Judge Bryan McMahon said it is regrettable that, in the ten months since the working group reported, there has been no improvement in the living conditions and supports for the almost 5,000 residents of Direct Provision centres.
The retired High Court judge was speaking in his capacity as the former chairperson of the working group on the protection process including Direct Provision and supports to asylum seekers.
He was addressing a news conference in Dublin organised by the Jesuit Refugee Centre, which has published its analysis on key recommendations from the working group.
The Jesuit Refugee Service said that huge work needs to be done to implement 173 key recommendations.
A key recommendation was to resolve cases where asylum seekers had been living in Direct Provision for more than five years, but it was found that this has only been partially implemented.

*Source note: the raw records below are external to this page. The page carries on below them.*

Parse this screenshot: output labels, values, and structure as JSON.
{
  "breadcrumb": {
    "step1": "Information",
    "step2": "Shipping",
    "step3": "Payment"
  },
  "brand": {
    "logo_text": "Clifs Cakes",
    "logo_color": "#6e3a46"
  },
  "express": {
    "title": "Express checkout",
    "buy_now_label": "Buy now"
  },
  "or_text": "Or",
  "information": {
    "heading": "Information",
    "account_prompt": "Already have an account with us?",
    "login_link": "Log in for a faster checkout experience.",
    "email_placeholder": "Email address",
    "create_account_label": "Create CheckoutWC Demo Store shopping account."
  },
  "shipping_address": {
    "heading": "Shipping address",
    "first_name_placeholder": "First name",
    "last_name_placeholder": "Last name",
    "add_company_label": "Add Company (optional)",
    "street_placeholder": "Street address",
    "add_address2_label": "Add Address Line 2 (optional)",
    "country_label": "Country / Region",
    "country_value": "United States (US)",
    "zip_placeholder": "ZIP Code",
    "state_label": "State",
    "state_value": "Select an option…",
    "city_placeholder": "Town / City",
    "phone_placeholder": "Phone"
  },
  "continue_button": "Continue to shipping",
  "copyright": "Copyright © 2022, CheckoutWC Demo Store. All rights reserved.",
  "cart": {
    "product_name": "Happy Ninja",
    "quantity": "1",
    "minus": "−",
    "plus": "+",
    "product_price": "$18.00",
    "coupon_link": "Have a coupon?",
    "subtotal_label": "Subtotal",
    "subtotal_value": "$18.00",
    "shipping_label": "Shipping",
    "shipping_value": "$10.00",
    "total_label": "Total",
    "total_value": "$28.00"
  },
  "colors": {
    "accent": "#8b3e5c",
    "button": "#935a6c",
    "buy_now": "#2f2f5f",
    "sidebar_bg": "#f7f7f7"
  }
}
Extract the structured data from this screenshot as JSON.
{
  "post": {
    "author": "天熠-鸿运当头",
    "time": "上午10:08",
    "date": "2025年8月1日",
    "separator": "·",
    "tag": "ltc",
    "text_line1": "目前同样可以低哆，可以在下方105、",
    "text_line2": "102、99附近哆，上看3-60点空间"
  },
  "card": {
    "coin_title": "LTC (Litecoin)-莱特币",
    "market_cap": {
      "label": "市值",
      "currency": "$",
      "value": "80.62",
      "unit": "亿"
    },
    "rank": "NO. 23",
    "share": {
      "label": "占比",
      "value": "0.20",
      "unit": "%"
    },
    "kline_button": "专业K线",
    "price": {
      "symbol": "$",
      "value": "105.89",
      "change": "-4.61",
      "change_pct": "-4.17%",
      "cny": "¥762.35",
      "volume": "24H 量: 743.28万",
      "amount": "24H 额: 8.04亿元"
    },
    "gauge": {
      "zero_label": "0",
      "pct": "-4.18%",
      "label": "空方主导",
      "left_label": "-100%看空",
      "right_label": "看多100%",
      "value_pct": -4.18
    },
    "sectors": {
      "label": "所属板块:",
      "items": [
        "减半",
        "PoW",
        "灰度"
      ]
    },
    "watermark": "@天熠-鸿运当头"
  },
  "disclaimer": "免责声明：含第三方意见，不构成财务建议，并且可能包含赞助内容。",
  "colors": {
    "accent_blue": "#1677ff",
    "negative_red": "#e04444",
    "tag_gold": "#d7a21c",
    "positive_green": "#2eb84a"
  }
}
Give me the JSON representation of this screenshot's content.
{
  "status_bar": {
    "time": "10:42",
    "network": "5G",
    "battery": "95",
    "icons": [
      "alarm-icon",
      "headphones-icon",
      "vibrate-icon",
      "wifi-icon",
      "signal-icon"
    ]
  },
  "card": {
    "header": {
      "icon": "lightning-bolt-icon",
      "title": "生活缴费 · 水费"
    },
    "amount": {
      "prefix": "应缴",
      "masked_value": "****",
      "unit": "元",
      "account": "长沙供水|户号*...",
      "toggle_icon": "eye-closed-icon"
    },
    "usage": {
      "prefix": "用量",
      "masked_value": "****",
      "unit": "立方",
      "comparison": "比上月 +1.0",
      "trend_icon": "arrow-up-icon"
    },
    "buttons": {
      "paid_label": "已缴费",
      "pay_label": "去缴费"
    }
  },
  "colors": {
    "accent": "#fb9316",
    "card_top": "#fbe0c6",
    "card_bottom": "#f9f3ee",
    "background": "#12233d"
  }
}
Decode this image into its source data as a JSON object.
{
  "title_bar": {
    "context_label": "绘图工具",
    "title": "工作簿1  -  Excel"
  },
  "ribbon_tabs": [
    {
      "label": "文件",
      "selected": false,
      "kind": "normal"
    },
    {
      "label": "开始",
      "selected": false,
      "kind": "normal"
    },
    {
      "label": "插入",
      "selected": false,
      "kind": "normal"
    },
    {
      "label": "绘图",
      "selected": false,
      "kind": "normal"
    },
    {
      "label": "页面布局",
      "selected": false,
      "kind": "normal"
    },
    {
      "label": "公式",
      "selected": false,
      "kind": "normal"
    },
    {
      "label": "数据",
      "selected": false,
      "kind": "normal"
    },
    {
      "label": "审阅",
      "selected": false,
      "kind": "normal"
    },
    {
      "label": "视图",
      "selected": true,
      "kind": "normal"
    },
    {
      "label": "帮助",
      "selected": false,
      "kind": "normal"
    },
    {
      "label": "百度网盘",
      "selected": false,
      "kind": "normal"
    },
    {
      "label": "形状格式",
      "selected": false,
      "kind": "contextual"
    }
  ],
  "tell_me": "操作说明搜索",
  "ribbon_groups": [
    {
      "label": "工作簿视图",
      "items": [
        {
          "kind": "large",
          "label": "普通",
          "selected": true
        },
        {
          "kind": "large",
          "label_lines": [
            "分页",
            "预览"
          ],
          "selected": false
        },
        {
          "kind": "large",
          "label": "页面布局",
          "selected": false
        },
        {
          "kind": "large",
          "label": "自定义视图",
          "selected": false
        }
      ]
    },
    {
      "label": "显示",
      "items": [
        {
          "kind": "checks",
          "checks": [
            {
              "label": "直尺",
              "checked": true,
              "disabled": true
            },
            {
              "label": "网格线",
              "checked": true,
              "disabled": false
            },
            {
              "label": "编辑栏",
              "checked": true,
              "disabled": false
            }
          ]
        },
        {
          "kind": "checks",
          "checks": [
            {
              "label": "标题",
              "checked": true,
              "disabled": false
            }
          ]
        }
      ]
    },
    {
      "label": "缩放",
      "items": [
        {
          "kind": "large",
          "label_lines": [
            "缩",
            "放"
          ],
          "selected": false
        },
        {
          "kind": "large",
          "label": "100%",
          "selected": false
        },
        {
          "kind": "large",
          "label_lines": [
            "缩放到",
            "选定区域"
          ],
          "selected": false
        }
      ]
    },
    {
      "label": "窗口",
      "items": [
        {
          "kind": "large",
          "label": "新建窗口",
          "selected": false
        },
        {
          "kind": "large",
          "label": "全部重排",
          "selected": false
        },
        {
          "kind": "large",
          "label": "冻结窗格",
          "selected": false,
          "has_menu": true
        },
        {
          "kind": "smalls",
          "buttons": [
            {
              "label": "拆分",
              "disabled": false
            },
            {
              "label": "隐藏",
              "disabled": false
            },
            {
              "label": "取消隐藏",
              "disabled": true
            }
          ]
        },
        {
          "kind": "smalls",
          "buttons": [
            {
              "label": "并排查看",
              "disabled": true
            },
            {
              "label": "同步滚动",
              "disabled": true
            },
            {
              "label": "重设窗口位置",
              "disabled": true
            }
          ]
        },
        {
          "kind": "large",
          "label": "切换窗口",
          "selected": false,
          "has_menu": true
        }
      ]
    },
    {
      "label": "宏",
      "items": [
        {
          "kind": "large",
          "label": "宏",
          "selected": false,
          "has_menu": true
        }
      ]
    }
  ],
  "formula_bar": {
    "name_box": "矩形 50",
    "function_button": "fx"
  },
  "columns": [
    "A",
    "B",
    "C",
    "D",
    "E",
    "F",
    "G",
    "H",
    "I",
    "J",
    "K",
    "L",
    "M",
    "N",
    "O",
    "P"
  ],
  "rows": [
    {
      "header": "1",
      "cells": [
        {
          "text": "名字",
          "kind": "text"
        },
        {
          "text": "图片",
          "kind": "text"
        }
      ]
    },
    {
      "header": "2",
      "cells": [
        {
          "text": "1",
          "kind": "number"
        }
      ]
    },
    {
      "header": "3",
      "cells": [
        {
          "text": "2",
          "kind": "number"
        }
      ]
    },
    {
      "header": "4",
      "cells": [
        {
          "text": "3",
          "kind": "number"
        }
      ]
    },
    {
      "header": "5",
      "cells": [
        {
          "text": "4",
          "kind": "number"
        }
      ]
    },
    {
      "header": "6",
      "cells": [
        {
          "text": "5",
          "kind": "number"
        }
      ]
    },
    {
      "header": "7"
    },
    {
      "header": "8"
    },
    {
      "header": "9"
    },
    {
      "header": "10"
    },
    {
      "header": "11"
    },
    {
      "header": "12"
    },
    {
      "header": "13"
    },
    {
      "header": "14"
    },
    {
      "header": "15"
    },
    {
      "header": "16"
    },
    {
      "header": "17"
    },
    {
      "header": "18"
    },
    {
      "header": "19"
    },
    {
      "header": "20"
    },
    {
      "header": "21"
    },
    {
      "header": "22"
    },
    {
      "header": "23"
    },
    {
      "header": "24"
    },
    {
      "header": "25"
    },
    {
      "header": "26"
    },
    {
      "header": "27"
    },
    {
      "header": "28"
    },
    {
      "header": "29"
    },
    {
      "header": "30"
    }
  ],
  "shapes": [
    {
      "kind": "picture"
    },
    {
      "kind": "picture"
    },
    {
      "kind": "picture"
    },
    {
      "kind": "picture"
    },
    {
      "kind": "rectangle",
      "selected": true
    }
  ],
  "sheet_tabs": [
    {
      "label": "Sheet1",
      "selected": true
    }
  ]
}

The working group report also recommended cutting the time it takes to process asylum applications down to 12 months.
However, the analysis found that over the past year the average processing time for refugee status decisions has increased from 15 months to two years.
Speaking on RTÉ's Morning Ireland, Eugene Quinn of the Jesuit Refugee Service said Direct Provision facilities are institutions, but for the people involved it is their home.
The implementation of communal kitchens for families was a priority, but this has not happened, he said.
As a result he said people in Direct Provision do not prepare a family meal, one of the most fundamental things.
He said the provision of extra living space to allow them study and to live with greater dignity also has not happened.
There has also been a failure to implement people's right to work after nine months, he said.
Mr Quinn said the earlier people seeking asylum get access to the labour market, the better their long-term integration into society.
He said a failure in not allowing people to work creates a long-term dependency, especially if people remain long term in Direct Provision.
Mr Quinn said there is a long-term human cost to this.